Inventory was tighter, said Rick Garlick, global travel and hospitality practice lead at J.D. Power, based in Westlake Village, partly because of the number of product recalls that took cars out of service. As a result, car rental rates increased an average of $5 a day.
Recalls that reduced inventory also affected wait times, he said, which is also key to customer satisfaction. This survey showed that customers spent 43.4 minutes getting and retrieving their car (which includes pickup, return and shuttle ride). That's an increase from 40.8 minutes from the 2013 survey.
Of the six factors evaluated in satisfaction, costs and fees ranked as most important, followed by pickup process (No. 2), return process (No. 3) and the shuttle bus (No. 5).
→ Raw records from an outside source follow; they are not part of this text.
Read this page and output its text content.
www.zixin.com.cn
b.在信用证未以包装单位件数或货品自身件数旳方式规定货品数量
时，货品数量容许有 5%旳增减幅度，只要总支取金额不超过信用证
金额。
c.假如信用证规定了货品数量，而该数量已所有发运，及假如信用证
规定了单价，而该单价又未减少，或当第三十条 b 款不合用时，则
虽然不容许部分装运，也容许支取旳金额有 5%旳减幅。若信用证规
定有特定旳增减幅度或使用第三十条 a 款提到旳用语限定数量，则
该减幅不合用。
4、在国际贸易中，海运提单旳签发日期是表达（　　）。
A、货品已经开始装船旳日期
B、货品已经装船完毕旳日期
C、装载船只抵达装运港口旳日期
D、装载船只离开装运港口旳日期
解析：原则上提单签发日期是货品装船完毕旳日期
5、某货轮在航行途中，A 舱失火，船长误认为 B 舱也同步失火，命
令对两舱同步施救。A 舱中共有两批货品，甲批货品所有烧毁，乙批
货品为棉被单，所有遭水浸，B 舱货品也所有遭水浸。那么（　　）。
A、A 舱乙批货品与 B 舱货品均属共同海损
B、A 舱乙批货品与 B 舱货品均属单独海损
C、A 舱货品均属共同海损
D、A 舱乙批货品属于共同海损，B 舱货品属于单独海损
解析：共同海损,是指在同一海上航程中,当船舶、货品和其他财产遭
The rental car itself ranked fourth, and the reservation process was No. 6 in importance in the evaluation.
At the top of the customer satisfaction class: Enterprise and National ranked No. 1 and No. 2, respectively, at 805 and 797 on the 1,000-point scale.
At the bottom: Thrifty and Dollar scored 734 and 725, respectively.
But don't automatically assume that the bottom two are of lesser quality.
Instead, it could be the kind of customer those companies attract — a customer that is traditionally more difficult to please.
Customers who are price-driven are less satisfied, the study shows — by 34 points on average.
That's often the case no matter what the product, Garlick said. "We find people who are driven by price as a primary factor are always among the least satisfied in every industry," he said. "With hotels it's the same thing."
Surprisingly, the group thought to be part of what might be termed the "fussy" generation — the millennials (which Power identifies as those born between 1977 and 1994) was more satisfied than other "generational" customer groups.